GitHub Actions Orchestration

Workflow Structure

The project uses GitHub Actions for automated pipeline execution:

Scheduled runs: Daily/weekly automated data ingestion
Manual triggers: On-demand pipeline execution with full refresh options
Pull request validation: Automated testing on code changes
Deployment: Automated deployment to production environment

Monitoring and Alerts

Pipeline status: GitHub Actions workflow status monitoring
Data quality: dbt test results and alerts
Performance: Execution time tracking and optimization
Error handling: Automated retry logic and failure notifications

dlt Logging and Artifacts

dlt pipelines handle logging and artifacts differently than traditional applications:

Console logging: All pipeline output goes to stdout/stderr (captured by GitHub Actions)
Pipeline state: Stored in ~/.dlt/ folder (home directory) with metadata, progress, and state information
No log files: dlt doesn’t create separate log files in a logs/ directory
Targeted artifacts: GitHub Actions uploads only state.json files for debugging and monitoring
Pipeline info: The pipeline.run() method returns execution information that gets logged

Note: The ~/.dlt/ folder location is dlt’s default behavior. You can customize this using the DLT_DATA_DIR environment variable if needed, but for GitHub Actions, the default home directory location works well.

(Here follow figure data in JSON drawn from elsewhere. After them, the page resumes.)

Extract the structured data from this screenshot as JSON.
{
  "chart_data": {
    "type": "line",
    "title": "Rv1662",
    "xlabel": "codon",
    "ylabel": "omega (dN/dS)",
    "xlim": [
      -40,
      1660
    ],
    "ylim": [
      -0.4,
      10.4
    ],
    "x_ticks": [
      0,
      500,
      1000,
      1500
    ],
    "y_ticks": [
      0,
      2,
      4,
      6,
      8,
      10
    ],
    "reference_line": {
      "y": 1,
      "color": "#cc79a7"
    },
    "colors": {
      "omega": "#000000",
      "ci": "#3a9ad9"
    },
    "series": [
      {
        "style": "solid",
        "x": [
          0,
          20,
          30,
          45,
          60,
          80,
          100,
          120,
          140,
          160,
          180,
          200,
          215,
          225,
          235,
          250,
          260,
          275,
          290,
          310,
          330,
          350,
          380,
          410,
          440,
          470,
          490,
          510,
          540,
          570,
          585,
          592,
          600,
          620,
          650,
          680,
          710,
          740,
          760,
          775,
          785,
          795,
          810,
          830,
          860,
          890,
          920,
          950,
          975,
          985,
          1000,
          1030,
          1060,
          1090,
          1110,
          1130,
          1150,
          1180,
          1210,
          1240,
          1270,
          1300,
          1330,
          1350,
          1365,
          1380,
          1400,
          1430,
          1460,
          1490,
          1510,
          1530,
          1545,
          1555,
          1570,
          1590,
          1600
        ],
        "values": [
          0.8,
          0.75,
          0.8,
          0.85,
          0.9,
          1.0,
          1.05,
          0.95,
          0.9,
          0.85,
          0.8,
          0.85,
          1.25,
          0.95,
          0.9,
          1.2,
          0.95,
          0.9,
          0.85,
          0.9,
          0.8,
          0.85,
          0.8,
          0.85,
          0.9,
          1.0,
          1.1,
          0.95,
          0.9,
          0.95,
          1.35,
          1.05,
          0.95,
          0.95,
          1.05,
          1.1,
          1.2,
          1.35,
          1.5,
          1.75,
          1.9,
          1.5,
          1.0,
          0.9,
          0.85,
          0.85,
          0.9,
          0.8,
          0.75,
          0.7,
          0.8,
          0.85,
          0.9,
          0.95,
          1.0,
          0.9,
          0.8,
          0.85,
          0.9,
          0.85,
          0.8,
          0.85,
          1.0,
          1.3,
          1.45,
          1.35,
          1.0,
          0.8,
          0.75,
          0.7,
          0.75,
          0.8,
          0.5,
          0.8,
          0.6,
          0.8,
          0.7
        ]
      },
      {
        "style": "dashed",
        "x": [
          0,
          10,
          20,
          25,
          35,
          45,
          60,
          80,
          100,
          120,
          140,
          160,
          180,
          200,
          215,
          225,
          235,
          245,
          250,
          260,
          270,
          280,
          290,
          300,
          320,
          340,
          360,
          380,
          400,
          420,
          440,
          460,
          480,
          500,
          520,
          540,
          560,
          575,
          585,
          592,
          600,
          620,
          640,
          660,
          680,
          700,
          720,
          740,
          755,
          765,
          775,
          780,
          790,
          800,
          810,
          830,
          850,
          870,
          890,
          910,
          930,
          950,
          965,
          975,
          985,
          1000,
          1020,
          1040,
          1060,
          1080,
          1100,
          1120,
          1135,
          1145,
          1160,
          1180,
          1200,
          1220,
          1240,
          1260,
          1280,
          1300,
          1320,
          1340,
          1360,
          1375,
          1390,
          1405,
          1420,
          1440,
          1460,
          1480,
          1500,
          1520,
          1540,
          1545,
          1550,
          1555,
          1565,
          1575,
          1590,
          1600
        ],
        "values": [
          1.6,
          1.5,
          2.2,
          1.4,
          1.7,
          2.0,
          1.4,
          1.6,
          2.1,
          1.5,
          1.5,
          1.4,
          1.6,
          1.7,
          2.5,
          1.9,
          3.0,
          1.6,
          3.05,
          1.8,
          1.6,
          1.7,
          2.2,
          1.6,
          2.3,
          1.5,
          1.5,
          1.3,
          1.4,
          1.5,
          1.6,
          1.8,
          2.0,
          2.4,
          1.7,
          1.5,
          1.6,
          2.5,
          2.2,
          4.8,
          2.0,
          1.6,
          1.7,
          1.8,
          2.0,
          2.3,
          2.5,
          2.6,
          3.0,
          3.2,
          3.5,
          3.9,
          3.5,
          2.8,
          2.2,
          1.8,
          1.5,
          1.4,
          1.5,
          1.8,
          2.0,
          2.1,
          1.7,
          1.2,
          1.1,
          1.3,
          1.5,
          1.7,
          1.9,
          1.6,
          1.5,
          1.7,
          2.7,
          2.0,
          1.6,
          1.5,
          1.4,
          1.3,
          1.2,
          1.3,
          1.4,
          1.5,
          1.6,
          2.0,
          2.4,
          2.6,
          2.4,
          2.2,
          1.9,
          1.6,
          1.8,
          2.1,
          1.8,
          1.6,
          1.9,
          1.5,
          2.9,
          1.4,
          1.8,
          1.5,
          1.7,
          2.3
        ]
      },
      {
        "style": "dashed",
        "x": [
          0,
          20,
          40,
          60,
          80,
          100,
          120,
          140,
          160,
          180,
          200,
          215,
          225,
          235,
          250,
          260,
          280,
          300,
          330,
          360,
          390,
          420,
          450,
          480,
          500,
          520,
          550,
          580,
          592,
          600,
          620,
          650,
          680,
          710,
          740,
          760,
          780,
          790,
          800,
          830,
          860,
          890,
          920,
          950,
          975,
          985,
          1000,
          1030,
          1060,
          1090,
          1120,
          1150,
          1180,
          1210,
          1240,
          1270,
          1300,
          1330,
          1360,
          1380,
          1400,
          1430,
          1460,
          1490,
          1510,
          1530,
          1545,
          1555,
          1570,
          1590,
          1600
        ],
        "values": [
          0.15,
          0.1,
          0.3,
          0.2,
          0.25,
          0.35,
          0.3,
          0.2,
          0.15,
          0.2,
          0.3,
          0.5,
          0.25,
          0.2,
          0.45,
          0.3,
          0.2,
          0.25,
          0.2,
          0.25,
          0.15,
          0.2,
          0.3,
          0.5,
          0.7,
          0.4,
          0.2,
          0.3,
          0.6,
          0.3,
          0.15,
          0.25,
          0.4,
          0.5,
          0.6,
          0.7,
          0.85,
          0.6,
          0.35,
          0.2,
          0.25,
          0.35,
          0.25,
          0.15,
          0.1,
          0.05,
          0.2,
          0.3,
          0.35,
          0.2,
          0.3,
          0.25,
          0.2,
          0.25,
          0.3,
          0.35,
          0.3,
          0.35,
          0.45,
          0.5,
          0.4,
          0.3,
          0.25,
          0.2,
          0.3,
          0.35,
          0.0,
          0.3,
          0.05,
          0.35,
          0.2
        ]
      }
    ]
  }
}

What’s in state.json Files

The state.json files contain essential pipeline information without the bulk of raw data:

Pipeline execution status: Success/failure states and timestamps
Resource progress: Which data sources were processed and their status
Incremental state: Cursor values and last processed timestamps
Error information: Any failures and their context
Schema changes: Data structure modifications detected during execution

This targeted approach provides debugging insights while keeping artifact sizes manageable.